Stage Fright ushered The Band into the ’70s. Both the title track, sung by Danko, a reflection on the stardom they had achieved, and The Shape I’m In, featuring Manuel’s vocals, became FM favorites as album rock burgeoned into a viable format. The Band’s fourth album, 1971’s Cahoots, features the funky, New Orleans sound of Life Is A Carnival, a collaboration by Robertson, Helm and Danko, and Bob Dylan’s When I Paint My Masterpiece, which preceded Dylan’s own recorded version.

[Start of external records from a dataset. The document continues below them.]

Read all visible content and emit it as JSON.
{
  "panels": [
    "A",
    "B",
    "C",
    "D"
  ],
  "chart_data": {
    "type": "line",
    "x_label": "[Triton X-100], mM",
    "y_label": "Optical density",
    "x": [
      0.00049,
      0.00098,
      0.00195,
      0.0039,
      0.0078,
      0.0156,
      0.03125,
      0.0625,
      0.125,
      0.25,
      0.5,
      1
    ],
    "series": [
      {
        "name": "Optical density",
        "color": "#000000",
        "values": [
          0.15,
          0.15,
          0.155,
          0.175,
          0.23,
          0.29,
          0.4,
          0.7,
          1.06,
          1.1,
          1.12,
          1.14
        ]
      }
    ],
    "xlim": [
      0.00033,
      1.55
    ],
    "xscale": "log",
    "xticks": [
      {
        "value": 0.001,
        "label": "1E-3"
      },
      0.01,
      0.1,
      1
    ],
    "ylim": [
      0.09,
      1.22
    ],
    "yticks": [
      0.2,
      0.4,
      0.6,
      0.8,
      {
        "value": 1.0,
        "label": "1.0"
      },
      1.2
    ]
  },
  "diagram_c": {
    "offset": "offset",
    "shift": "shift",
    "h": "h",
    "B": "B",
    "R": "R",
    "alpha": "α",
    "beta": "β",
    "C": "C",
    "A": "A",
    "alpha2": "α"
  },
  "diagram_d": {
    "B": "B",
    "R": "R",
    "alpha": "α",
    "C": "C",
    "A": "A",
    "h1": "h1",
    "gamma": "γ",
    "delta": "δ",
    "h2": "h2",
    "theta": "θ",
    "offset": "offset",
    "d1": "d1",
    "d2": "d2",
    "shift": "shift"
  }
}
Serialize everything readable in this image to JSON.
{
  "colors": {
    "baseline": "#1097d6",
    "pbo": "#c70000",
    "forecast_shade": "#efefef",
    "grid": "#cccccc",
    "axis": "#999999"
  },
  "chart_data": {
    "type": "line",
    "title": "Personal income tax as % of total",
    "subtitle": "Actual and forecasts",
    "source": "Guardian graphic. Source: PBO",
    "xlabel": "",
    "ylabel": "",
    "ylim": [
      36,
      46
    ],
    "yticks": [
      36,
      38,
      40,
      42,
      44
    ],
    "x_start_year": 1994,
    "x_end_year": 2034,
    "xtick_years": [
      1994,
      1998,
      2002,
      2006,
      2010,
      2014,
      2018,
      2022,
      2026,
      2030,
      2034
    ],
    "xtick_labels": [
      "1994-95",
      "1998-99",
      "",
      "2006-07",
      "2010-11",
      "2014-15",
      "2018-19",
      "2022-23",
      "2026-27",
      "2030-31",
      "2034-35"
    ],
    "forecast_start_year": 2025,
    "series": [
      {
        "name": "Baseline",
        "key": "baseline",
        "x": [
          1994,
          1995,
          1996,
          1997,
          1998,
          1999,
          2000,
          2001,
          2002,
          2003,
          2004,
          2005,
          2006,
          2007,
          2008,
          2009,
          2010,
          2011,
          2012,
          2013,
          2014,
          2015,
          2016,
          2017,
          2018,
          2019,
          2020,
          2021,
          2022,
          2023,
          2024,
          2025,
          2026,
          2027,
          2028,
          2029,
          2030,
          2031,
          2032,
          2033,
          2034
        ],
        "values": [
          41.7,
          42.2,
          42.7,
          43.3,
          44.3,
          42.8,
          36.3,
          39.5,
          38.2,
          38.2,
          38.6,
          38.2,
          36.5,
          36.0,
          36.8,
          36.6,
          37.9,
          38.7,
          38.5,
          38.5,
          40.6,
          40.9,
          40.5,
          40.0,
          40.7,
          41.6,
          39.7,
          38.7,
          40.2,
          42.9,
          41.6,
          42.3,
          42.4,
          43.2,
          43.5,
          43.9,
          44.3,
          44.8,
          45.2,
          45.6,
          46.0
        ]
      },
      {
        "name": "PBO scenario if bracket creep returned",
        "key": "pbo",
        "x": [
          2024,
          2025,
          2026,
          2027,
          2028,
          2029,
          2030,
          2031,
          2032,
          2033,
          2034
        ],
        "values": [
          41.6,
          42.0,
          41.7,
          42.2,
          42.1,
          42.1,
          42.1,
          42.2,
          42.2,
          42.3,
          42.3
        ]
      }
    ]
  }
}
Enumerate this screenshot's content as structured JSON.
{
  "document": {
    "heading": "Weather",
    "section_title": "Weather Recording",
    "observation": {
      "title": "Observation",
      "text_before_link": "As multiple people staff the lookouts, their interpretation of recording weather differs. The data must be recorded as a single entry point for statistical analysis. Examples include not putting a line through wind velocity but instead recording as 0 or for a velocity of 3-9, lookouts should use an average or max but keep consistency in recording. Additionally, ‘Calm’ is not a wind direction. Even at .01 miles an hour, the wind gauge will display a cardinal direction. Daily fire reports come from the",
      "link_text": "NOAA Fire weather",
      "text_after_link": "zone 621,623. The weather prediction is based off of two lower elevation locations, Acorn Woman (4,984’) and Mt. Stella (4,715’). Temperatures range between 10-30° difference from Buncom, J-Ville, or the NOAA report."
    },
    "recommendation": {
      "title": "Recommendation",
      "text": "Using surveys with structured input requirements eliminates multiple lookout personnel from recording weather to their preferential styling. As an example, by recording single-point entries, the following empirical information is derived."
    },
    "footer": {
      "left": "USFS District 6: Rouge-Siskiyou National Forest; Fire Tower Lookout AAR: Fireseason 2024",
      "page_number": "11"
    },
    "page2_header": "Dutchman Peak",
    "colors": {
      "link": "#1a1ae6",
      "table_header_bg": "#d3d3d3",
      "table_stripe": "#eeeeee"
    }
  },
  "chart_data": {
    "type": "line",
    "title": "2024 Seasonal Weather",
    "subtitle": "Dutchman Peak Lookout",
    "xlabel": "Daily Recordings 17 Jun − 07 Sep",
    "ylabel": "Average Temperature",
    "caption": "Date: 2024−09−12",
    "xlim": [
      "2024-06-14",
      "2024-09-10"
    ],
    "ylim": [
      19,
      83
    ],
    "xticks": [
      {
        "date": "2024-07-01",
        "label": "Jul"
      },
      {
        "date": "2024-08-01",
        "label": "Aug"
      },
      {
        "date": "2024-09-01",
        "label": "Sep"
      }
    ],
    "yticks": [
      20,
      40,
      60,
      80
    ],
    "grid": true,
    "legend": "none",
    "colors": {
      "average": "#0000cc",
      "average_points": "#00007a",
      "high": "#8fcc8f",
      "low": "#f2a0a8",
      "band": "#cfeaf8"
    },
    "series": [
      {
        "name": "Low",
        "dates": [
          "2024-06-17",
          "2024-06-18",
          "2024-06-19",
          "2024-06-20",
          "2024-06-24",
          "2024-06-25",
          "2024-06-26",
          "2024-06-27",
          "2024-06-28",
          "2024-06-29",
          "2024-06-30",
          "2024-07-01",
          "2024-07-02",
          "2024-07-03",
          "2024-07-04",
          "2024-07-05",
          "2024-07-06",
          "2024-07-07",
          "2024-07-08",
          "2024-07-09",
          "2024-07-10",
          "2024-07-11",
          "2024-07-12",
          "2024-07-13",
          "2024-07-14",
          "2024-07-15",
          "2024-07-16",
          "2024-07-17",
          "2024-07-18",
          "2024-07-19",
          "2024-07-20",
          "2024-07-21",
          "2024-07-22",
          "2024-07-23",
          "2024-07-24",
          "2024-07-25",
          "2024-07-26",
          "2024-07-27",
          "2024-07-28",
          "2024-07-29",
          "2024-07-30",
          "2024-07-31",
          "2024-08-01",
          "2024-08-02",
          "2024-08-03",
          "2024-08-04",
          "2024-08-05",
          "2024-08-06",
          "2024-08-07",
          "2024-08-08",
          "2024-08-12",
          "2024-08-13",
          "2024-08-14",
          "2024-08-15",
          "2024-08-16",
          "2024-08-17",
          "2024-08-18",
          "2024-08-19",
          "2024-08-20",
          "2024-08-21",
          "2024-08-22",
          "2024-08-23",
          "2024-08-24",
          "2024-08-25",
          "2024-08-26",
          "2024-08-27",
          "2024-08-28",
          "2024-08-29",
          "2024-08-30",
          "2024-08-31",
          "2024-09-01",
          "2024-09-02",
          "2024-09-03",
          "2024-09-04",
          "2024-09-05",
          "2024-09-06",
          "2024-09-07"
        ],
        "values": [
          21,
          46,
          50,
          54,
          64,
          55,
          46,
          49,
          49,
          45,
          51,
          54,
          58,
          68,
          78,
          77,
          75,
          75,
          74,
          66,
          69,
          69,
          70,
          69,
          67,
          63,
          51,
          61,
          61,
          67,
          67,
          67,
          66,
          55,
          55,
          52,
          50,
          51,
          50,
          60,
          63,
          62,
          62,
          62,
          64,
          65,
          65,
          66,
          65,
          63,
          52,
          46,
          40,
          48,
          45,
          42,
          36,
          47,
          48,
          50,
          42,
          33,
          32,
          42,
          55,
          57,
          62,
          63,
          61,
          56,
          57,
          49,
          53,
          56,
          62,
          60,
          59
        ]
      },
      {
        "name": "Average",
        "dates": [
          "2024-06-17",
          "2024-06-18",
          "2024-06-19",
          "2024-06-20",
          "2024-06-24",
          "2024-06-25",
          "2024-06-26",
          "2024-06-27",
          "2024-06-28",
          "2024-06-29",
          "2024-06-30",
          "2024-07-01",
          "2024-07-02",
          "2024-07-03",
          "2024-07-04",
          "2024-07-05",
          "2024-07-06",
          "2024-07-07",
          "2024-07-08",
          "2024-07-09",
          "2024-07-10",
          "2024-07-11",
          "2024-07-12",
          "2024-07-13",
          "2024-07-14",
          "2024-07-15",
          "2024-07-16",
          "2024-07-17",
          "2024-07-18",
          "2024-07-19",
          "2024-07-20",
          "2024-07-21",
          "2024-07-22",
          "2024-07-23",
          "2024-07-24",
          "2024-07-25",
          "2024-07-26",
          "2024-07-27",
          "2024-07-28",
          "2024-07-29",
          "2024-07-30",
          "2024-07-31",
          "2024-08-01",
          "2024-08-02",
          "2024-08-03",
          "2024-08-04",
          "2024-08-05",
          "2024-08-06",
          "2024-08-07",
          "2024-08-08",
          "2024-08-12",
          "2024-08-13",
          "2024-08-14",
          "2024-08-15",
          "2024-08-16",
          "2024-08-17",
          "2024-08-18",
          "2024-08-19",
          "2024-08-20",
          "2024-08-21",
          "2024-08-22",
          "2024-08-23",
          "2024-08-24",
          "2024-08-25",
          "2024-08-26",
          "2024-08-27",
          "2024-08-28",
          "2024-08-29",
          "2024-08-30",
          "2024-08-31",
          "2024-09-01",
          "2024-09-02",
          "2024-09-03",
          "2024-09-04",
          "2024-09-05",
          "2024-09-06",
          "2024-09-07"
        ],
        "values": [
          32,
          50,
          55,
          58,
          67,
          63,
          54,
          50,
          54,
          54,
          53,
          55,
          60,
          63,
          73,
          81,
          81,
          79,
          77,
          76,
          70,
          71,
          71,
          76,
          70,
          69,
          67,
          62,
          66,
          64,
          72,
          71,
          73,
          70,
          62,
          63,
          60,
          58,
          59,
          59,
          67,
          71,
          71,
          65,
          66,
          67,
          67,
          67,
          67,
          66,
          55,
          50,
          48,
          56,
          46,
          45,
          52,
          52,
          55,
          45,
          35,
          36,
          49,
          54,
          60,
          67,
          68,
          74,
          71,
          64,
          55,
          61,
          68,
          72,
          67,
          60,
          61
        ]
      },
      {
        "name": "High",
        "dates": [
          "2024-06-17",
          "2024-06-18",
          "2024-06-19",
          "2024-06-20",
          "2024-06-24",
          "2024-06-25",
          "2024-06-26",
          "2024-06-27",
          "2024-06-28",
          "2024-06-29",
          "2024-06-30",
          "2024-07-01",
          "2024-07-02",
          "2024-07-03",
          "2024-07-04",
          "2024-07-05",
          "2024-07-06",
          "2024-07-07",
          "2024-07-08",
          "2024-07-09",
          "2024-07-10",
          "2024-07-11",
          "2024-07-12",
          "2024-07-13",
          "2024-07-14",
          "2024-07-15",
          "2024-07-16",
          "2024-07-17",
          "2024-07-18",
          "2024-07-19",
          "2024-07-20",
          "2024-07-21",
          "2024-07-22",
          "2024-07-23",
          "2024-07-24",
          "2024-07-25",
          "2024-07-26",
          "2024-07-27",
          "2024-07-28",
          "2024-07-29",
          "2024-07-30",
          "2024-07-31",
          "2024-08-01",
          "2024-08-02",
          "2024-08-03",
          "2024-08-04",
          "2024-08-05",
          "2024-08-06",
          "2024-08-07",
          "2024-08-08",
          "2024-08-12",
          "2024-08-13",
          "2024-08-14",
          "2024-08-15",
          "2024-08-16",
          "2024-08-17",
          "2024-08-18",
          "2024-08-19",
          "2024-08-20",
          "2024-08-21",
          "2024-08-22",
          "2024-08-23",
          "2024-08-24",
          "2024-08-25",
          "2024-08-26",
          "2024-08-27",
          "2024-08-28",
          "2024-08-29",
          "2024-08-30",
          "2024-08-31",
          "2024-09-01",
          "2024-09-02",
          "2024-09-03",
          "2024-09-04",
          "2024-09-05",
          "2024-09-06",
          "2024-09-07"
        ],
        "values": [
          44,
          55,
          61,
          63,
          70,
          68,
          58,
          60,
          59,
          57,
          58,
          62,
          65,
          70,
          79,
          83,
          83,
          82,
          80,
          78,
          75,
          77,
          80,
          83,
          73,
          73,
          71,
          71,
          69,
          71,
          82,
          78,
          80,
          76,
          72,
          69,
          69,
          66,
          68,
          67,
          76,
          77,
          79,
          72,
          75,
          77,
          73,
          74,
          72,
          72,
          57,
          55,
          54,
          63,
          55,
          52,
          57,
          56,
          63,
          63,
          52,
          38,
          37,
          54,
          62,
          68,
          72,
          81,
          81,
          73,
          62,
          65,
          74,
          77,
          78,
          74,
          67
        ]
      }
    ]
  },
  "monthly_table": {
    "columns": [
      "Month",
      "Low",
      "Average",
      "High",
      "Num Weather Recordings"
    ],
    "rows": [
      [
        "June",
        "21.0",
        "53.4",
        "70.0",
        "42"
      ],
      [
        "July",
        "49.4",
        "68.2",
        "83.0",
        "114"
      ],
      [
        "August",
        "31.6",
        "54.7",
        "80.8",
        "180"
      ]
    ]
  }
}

During the final week of 1971, The Band played four legendary concerts at New York City’s Academy Of Music, ushering in the New Year with electrifying performances, including new horn arrangements by Allen Toussaint and a surprise guest appearance by Dylan for a New Year’s Eve encore. Highlights from the concerts were compiled for The Band’s classic 1972 double LP, Rock Of Ages, which peaked at No. 6 on the Billboard 200 and remains a core album in the group’s Capitol catalog (in 2013, Capitol/UMe released remixed recordings from all four shows on The Band: Live At The Academy Of Music 1971).

Moondog Matinee, an album of cover songs released in 1973, features The Band’s version of Ain’t Got No Home, a 1957 R&B hit by New Orleans legend Clarence “Frogman” Henry. Helm credited Hudson with rigging up a hose he sang through to achieve “that lovely frog voice” the song requires.

The Band’s sixth studio album was Northern Lights-Southern Cross, a clever reference to their Canadian roots and their love of the American South. The 1975 album features the Dixieland-tinged Ophelia, as well as Acadian Driftwood and It Makes No Difference. Released in 1977, Islands was The Band’s final Capitol album and the last to feature the group’s original line-up. The album includes The Saga of Pepote Rouge, a typically eccentric Band song, and a cover of Georgia On My Mind.

In 1989, The Band was inducted into the Canadian Juno Hall of Fame; five years later they were accorded the same honor by the Rock and Roll Hall of Fame. In 2008, The Band was honored with The Recording Academy’s Lifetime Achievement Award.

Sadly, three members of The Band, Richard Manuel, Rick Danko and Levon Helm, have passed away, but The Band’s legacy lives on, in their recordings and in their tangible influence on popular music since they first hit the scene, wowing not only Bob Dylan, but many other major players of the day, including Eric Clapton, George Harrison, and Miles Davis. Making Americana music before the term even existed, Rick, Levon, Garth, Richard and Robbie collectively constituted the only ensemble to ever rightfully earn the sobriquet The Band.
The Band: The Capitol Albums 1968-1977 will be released on July 31.